Сумрачная улица, я стою напротив Дома писателей, не смея присоединиться к жалкой горстке людей, выносящих гроб. Мокрый снег. В платок кутается Мария Федоровна. Ей отказали, родным отказали — нам всем отказали — не разрешили похоронить Музу блокадного Города на Пискаревском кладбище.

«Скопления не хотели. Романовский обком наконец-то мог отыграться…», — пишет в своих мемуарах Даниил Гранин. Остановили у Пискаревки на минуту, не больше, подгоняемые «подкованным» водителем, напротив памятника со стихами, выбитыми как на каменных скрижалях: «Никто не забыт, и ничто не забыто» — словами, которые из-за частого употребления потеряли остроту, а из-за паутины лжи и патоки — смысл.

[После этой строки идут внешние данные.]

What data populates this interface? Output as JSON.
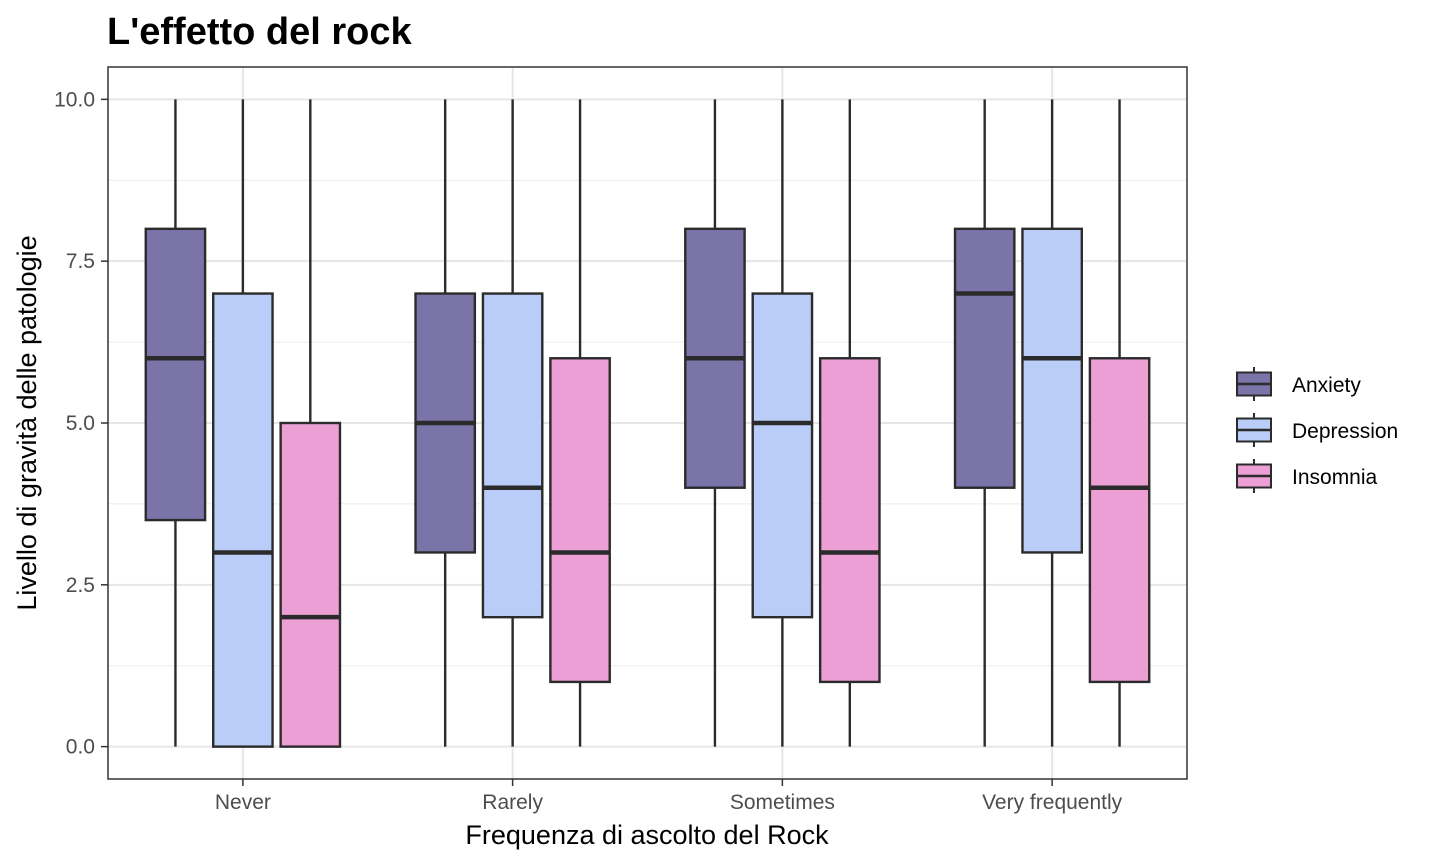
{
  "chart_data": {
    "type": "boxplot",
    "title": "L'effetto del rock",
    "xlabel": "Frequenza di ascolto del Rock",
    "ylabel": "Livello di gravità delle patologie",
    "categories": [
      "Never",
      "Rarely",
      "Sometimes",
      "Very frequently"
    ],
    "yticks": [
      "0.0",
      "2.5",
      "5.0",
      "7.5",
      "10.0"
    ],
    "ylim": [
      -0.5,
      10.5
    ],
    "grid": true,
    "legend_position": "right",
    "series": [
      {
        "name": "Anxiety",
        "color": "#7b74a8",
        "boxes": [
          {
            "min": 0,
            "q1": 3.5,
            "median": 6,
            "q3": 8,
            "max": 10
          },
          {
            "min": 0,
            "q1": 3,
            "median": 5,
            "q3": 7,
            "max": 10
          },
          {
            "min": 0,
            "q1": 4,
            "median": 6,
            "q3": 8,
            "max": 10
          },
          {
            "min": 0,
            "q1": 4,
            "median": 7,
            "q3": 8,
            "max": 10
          }
        ]
      },
      {
        "name": "Depression",
        "color": "#bacdf8",
        "boxes": [
          {
            "min": 0,
            "q1": 0,
            "median": 3,
            "q3": 7,
            "max": 10
          },
          {
            "min": 0,
            "q1": 2,
            "median": 4,
            "q3": 7,
            "max": 10
          },
          {
            "min": 0,
            "q1": 2,
            "median": 5,
            "q3": 7,
            "max": 10
          },
          {
            "min": 0,
            "q1": 3,
            "median": 6,
            "q3": 8,
            "max": 10
          }
        ]
      },
      {
        "name": "Insomnia",
        "color": "#eb9fd4",
        "boxes": [
          {
            "min": 0,
            "q1": 0,
            "median": 2,
            "q3": 5,
            "max": 10
          },
          {
            "min": 0,
            "q1": 1,
            "median": 3,
            "q3": 6,
            "max": 10
          },
          {
            "min": 0,
            "q1": 1,
            "median": 3,
            "q3": 6,
            "max": 10
          },
          {
            "min": 0,
            "q1": 1,
            "median": 4,
            "q3": 6,
            "max": 10
          }
        ]
      }
    ]
  }
}
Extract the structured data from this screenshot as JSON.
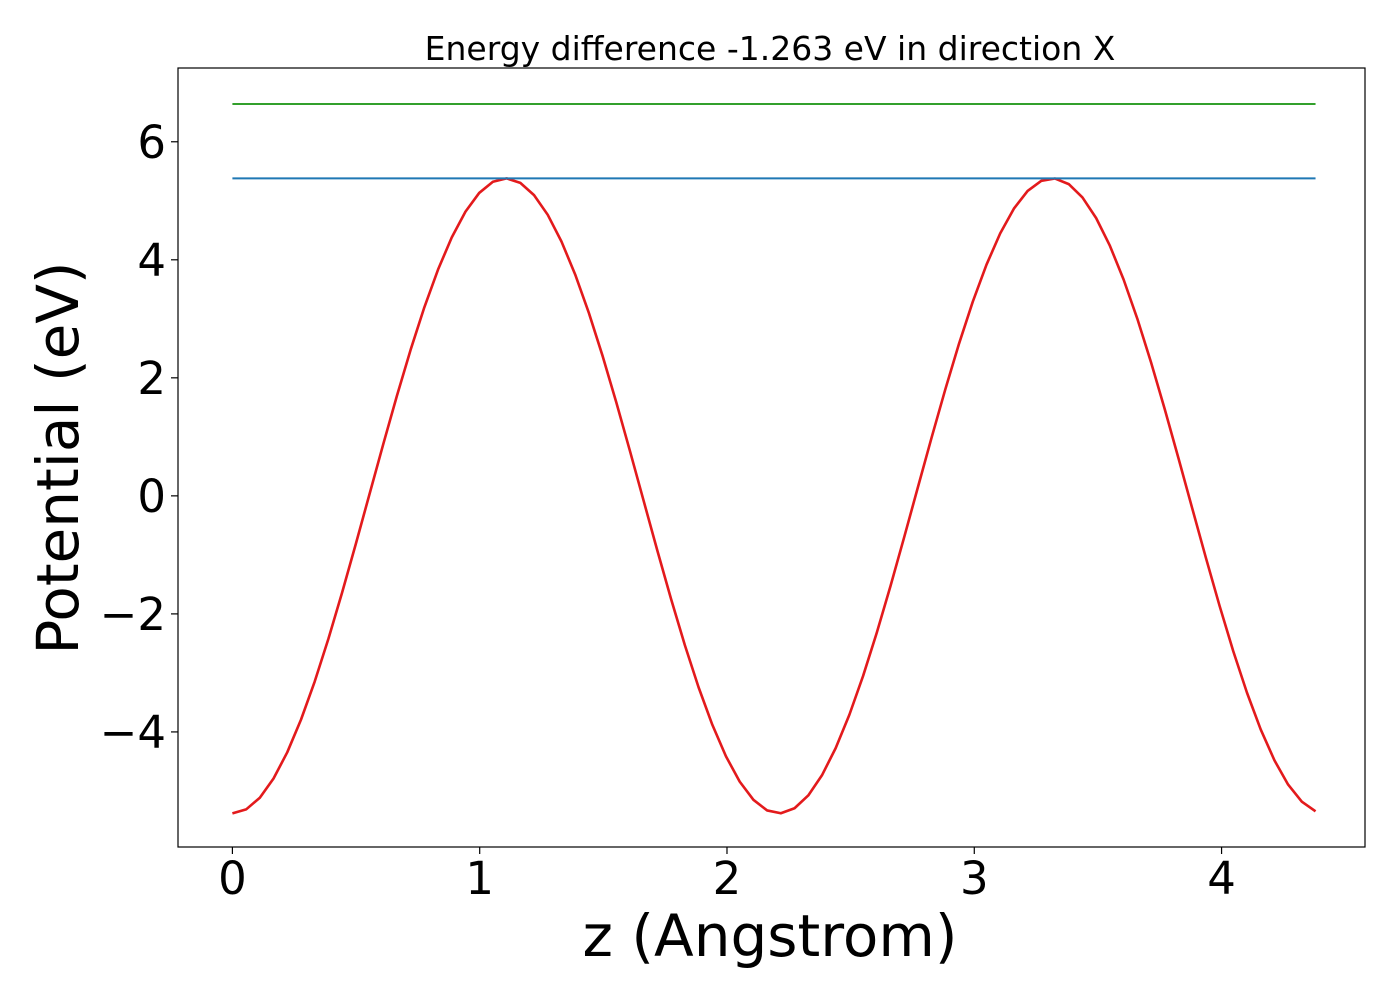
{
  "chart_data": {
    "type": "line",
    "title": "Energy difference -1.263 eV in direction X",
    "xlabel": "z (Angstrom)",
    "ylabel": "Potential (eV)",
    "xlim": [
      -0.22,
      4.58
    ],
    "ylim": [
      -5.95,
      7.25
    ],
    "xticks": [
      0,
      1,
      2,
      3,
      4
    ],
    "xtick_labels": [
      "0",
      "1",
      "2",
      "3",
      "4"
    ],
    "yticks": [
      -4,
      -2,
      0,
      2,
      4,
      6
    ],
    "ytick_labels": [
      "−4",
      "−2",
      "0",
      "2",
      "4",
      "6"
    ],
    "grid": false,
    "legend": "none",
    "series": [
      {
        "kind": "cosine",
        "color": "#e31a1c",
        "x_start": 0,
        "x_end": 4.38,
        "points": 80,
        "center": 0,
        "amplitude": 5.38,
        "period": 2.21,
        "min_at_x": 0
      },
      {
        "kind": "hline",
        "color": "#1f78b4",
        "y": 5.38,
        "x_start": 0,
        "x_end": 4.38
      },
      {
        "kind": "hline",
        "color": "#33a02c",
        "y": 6.64,
        "x_start": 0,
        "x_end": 4.38
      }
    ]
  }
}
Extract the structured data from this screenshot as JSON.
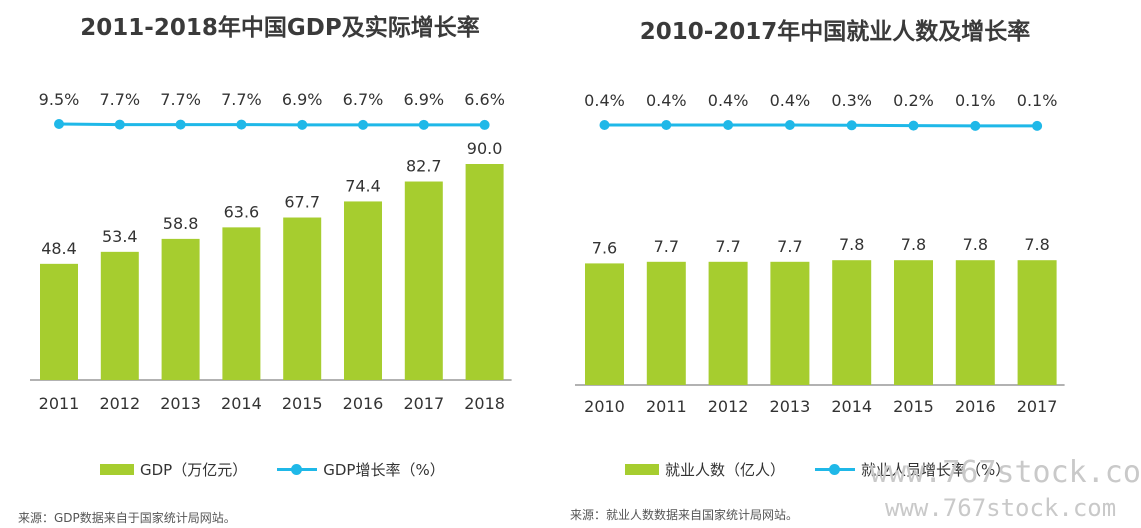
{
  "colors": {
    "bar": "#a6cd2f",
    "line": "#1fb8e8",
    "axis": "#999999",
    "text": "#333333"
  },
  "chart_data": [
    {
      "type": "bar",
      "title": "2011-2018年中国GDP及实际增长率",
      "categories": [
        "2011",
        "2012",
        "2013",
        "2014",
        "2015",
        "2016",
        "2017",
        "2018"
      ],
      "series": [
        {
          "name": "GDP（万亿元）",
          "type": "bar",
          "values": [
            48.4,
            53.4,
            58.8,
            63.6,
            67.7,
            74.4,
            82.7,
            90.0
          ],
          "labels": [
            "48.4",
            "53.4",
            "58.8",
            "63.6",
            "67.7",
            "74.4",
            "82.7",
            "90.0"
          ]
        },
        {
          "name": "GDP增长率（%）",
          "type": "line",
          "values": [
            9.5,
            7.7,
            7.7,
            7.7,
            6.9,
            6.7,
            6.9,
            6.6
          ],
          "labels": [
            "9.5%",
            "7.7%",
            "7.7%",
            "7.7%",
            "6.9%",
            "6.7%",
            "6.9%",
            "6.6%"
          ]
        }
      ],
      "ylim": [
        0,
        100
      ],
      "grid": false,
      "legend_position": "bottom",
      "source": "来源：GDP数据来自于国家统计局网站。"
    },
    {
      "type": "bar",
      "title": "2010-2017年中国就业人数及增长率",
      "categories": [
        "2010",
        "2011",
        "2012",
        "2013",
        "2014",
        "2015",
        "2016",
        "2017"
      ],
      "series": [
        {
          "name": "就业人数（亿人）",
          "type": "bar",
          "values": [
            7.6,
            7.7,
            7.7,
            7.7,
            7.8,
            7.8,
            7.8,
            7.8
          ],
          "labels": [
            "7.6",
            "7.7",
            "7.7",
            "7.7",
            "7.8",
            "7.8",
            "7.8",
            "7.8"
          ]
        },
        {
          "name": "就业人员增长率（%）",
          "type": "line",
          "values": [
            0.4,
            0.4,
            0.4,
            0.4,
            0.3,
            0.2,
            0.1,
            0.1
          ],
          "labels": [
            "0.4%",
            "0.4%",
            "0.4%",
            "0.4%",
            "0.3%",
            "0.2%",
            "0.1%",
            "0.1%"
          ]
        }
      ],
      "ylim": [
        0,
        10.5
      ],
      "grid": false,
      "legend_position": "bottom",
      "source": "来源：就业人数数据来自国家统计局网站。"
    }
  ],
  "watermark": {
    "line1": "www.767stock.co",
    "line2": "www.767stock.com"
  }
}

«Как-то будут хоронить его наши держиморды? Поди, не дадут народу проститься с ним, не поместят даже некролога», — пишет Ольга Федоровна в дневнике о смерти Зощенко — словно пророчески описывает свои похороны.

♦♦

аще забуду тебе иерусалиме«Ольга. Запретный дневник». К столетию поэта в издательской группе «Азбука-классика» вышла книга, в которую включены дневниковые записи 1939–1949 годов, изъятые после смерти; впервые обнародованы материалы из архива ФСБ следственного дела Ольги Федоровны; письма из Архива литературы и искусства, Института русской литературы РАН; стихи, в том числе ранее не опубликованные; воспоминания об Ольге Берггольц.

Судьба дневников, как человеческая судьба, практически параллельна жизни поэта. Скрывала, закапывала, прятала на даче, прибивала к обратной стороне скамейки огромным ржавым гвоздем; их изымали при обысках, зачитывали на допросах и возвращали, словно арестантов из застенков. Наконец, дневники увидели свет. Листаем их, и перед нами встает образ страдалицы и героини, возвращающейся из оболганного небытия.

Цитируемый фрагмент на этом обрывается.